The Philadelphia Land Bank is the latest battleground in the war for position between City Council and the Kenney administration.
At the first council meeting of 2018 held on Thursday, Council President Darrell Clarke pushed to put reform of the four-year-old public agency on the ballot this November. If successful, the changes could allow the land bank to more easily acquire the vacant, tax-delinquent properties it needs to advance its mission of putting a portion of the city's 43,000 vacant lots back to productive use but, in the process, limit a source of short-term public revenue.
“It’s competing missions,” said Clarke. “The Revenue Department’s mission is to take every property to sheriff sale that it can. Our mission is to rebuild communities. We are head-butting and, at some point, there needs to be a tiebreaker.”
Clarke’s reform would allow the council to set “the form, substance, and timing” of land bank payments to the city for liens and other fees on vacant land that it is trying to acquire. Presumably, the council would allow the land bank to waive city liens so to make it faster and simpler for the agency to take over vacant property. Observers doubt they would waive back taxes owed to the school district.
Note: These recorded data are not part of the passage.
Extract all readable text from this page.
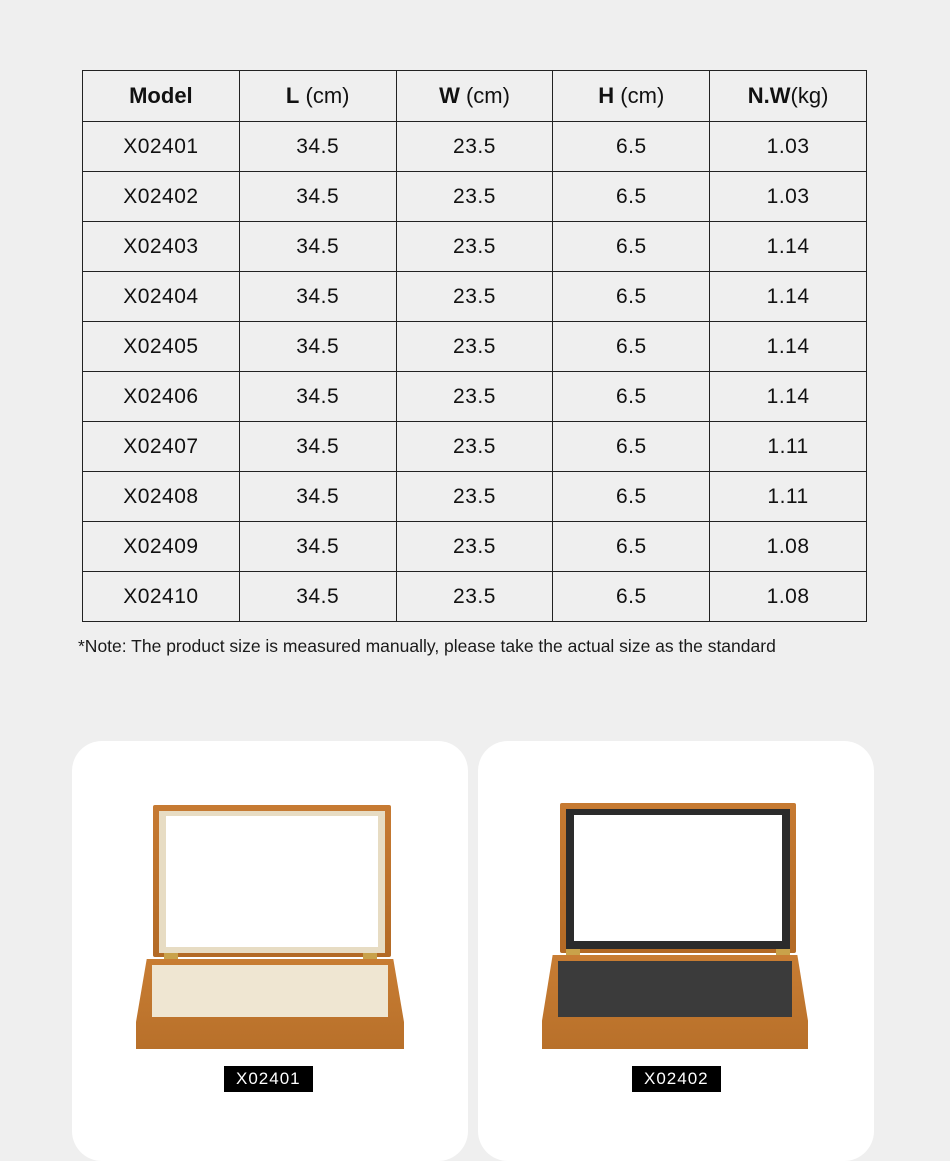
Model	L (cm)	W (cm)	H (cm)	N.W(kg)
X02401	34.5	23.5	6.5	1.03
X02402	34.5	23.5	6.5	1.03
X02403	34.5	23.5	6.5	1.14
X02404	34.5	23.5	6.5	1.14
X02405	34.5	23.5	6.5	1.14
X02406	34.5	23.5	6.5	1.14
X02407	34.5	23.5	6.5	1.11
X02408	34.5	23.5	6.5	1.11
X02409	34.5	23.5	6.5	1.08
X02410	34.5	23.5	6.5	1.08
*Note: The product size is measured manually, please take the actual size as the standard
X02401	X02402
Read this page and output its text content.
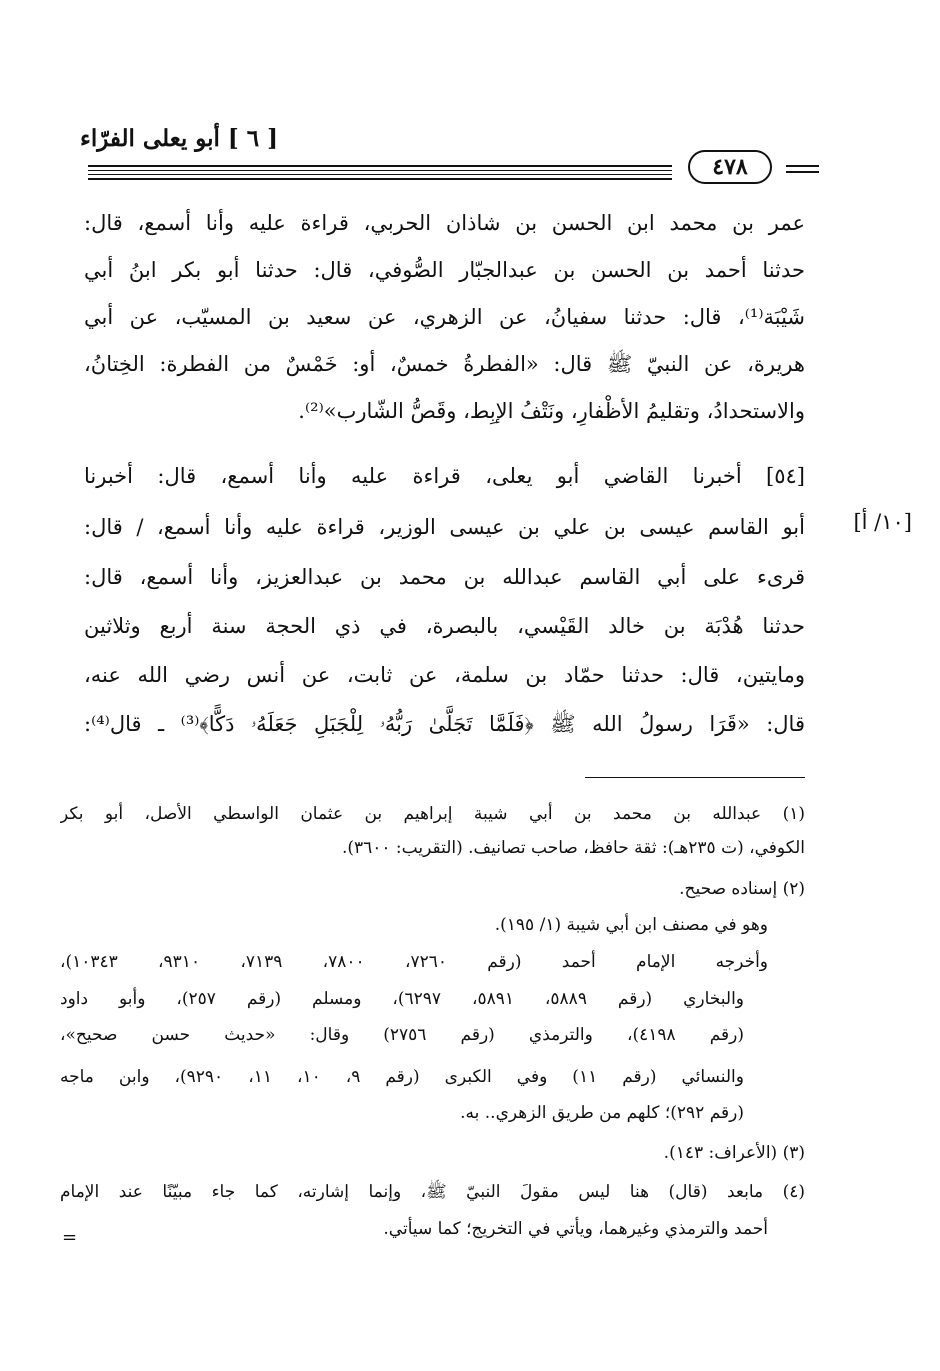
[ ٦ ] أبو يعلى الفرّاء
٤٧٨
عمر بن محمد ابن الحسن بن شاذان الحربي، قراءة عليه وأنا أسمع، قال:
حدثنا أحمد بن الحسن بن عبدالجبّار الصُّوفي، قال: حدثنا أبو بكر ابنُ أبي
شَيْبَة⁽¹⁾، قال: حدثنا سفيانُ، عن الزهري، عن سعيد بن المسيّب، عن أبي
هريرة، عن النبيّ ﷺ قال: «الفطرةُ خمسٌ، أو: خَمْسٌ من الفطرة: الخِتانُ،
والاستحدادُ، وتقليمُ الأظْفارِ، ونَتْفُ الإبِط، وقَصُّ الشّارب»⁽²⁾.
[٥٤] أخبرنا القاضي أبو يعلى، قراءة عليه وأنا أسمع، قال: أخبرنا
أبو القاسم عيسى بن علي بن عيسى الوزير، قراءة عليه وأنا أسمع، / قال:
قرىء على أبي القاسم عبدالله بن محمد بن عبدالعزيز، وأنا أسمع، قال:
حدثنا هُدْبَة بن خالد القَيْسي، بالبصرة، في ذي الحجة سنة أربع وثلاثين
ومايتين، قال: حدثنا حمّاد بن سلمة، عن ثابت، عن أنس رضي الله عنه،
قال: «قَرَا رسولُ الله ﷺ ﴿فَلَمَّا تَجَلَّىٰ رَبُّهُۥ لِلْجَبَلِ جَعَلَهُۥ دَكًّا﴾⁽³⁾ ـ قال⁽⁴⁾:
[١٠/ أ]
(١) عبدالله بن محمد بن أبي شيبة إبراهيم بن عثمان الواسطي الأصل، أبو بكر
الكوفي، (ت ٢٣٥هـ): ثقة حافظ، صاحب تصانيف. (التقريب: ٣٦٠٠).
(٢) إسناده صحيح.
وهو في مصنف ابن أبي شيبة (١/ ١٩٥).
وأخرجه الإمام أحمد (رقم ٧٢٦٠، ٧٨٠٠، ٧١٣٩، ٩٣١٠، ١٠٣٤٣)،
والبخاري (رقم ٥٨٨٩، ٥٨٩١، ٦٢٩٧)، ومسلم (رقم ٢٥٧)، وأبو داود
(رقم ٤١٩٨)، والترمذي (رقم ٢٧٥٦) وقال: «حديث حسن صحيح»،
والنسائي (رقم ١١) وفي الكبرى (رقم ٩، ١٠، ١١، ٩٢٩٠)، وابن ماجه
(رقم ٢٩٢)؛ كلهم من طريق الزهري.. به.
(٣) (الأعراف: ١٤٣).
(٤) مابعد (قال) هنا ليس مقولَ النبيّ ﷺ، وإنما إشارته، كما جاء مبيّنًا عند الإمام
أحمد والترمذي وغيرهما، ويأتي في التخريج؛ كما سيأتي.
=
In a memo (PDF) circulated on Monday, Clarke denounced the performance of the four-year-old land bank. Only 66 properties have been obtained using the institution’s “special powers” to acquire vacant tax-delinquent properties, the memo noted.
“Land Banks established in Pennsylvania counties like Westmoreland and Lackawanna have acquired more properties than Philadelphia,” Clarke’s memo reads. “The administration has chosen to prioritize selling vacant land, especially vacant land in gentrifying neighborhoods, through sheriff's sale rather than placing these properties in the Land Bank and using them to support equitable development.”
It's easy to see why Kenney administration officials may choose to sell tax-delinquent parcels at sheriff's sales instead of transferring them to the land bank: fast cash. Selling a vacant piece of land generates a quick, one-time profit while a transfer of the land bank comes with no guarantees.
“There’s been a big push from the administration to look at tax delinquent properties as a vehicle to get more revenue,” says Rick Sauer, the executive director of the Philadelphia Association of Community Development Corporations, and a member of the land bank’s board. “It’s a tradeoff between short-term revenue collection and long-term community development.”
Clarke —who was initially skeptical about the need for a land bank but ultimately co-sponsored the 2014 legislation creating the new agency — says the current operating system isn't working as the law intended. He argues that the process as it stands handicaps the land bank as it tries to move forward with plans to assemble land for affordable housing and other development that could help the city address concerns over rising inequality.
“We have situations where the land bank has requested properties as part of an equitable development scenario,” says Clarke. “But the Revenue Department took the properties to sheriff sale, sold them, and they are now market rate houses on one of the blocks in my district.”
Clarke's anecdote exemplifies a chain of events the land bank is intended to prevent. When she first proposed the legislation, Councilwoman Maria Quiñones-Sánchez hoped that the institution would be able to consolidate Philly’s publicly held vacant land under one roof, making it easier to assemble property that could be developed by public agencies or sold to a developer for a project that the city wants to see move forward.
The Kenney administration is pushing back on Clarke’s bill. City spokesman Mike Dunn points out that the Land Bank controls almost 2,000 properties, most of them shifted into its holdings by other public entities like the Philadelphia Redevelopment Authority. The 66 properties mentioned by Clarke came in during the last four months, after Land Bank Executive Director Angel Rodriguez joined the agency in September, according to Dunn.
“The goal of the Land Bank is not to own the most properties, the goal is to facilitate the return of blighted properties to uses that make our neighborhoods better,” wrote Dunn in an email. “Claiming that the Land Bank is underperforming by not acquiring properties for which it is not poised to return to productive use and assigning blame to the Department of Revenue does a disservice to both these agencies.”
Others say that a myriad of issues continue to confound the young agency and that Clarke’s focus on clashes with the Revenue Department elides deeper problems.
In this telling, land acquisition isn’t the primary challenge stymying the land bank. Staffing and leadership have proven difficult as union negotiations and a slow hiring process left the new agency handicapped over much of its first four years. The process of getting the city’s older land-holding bureaucracies to take the newcomer seriously has been long and painful as well.
Meanwhile, City Council exerts a lot of control over the institution because of political traditions that discourage land use decisions to be made without the approval of the district member and because of regulations that require council members to approve the sale of land bank holdings. Clarke’s proposed ordinance could result in more power over the land bank going to the Council, these critics say.
Editors Note: This article was updated on Jan. 30, 2018 to clarify Council President Darrell Clarke's historic positions on the land bank.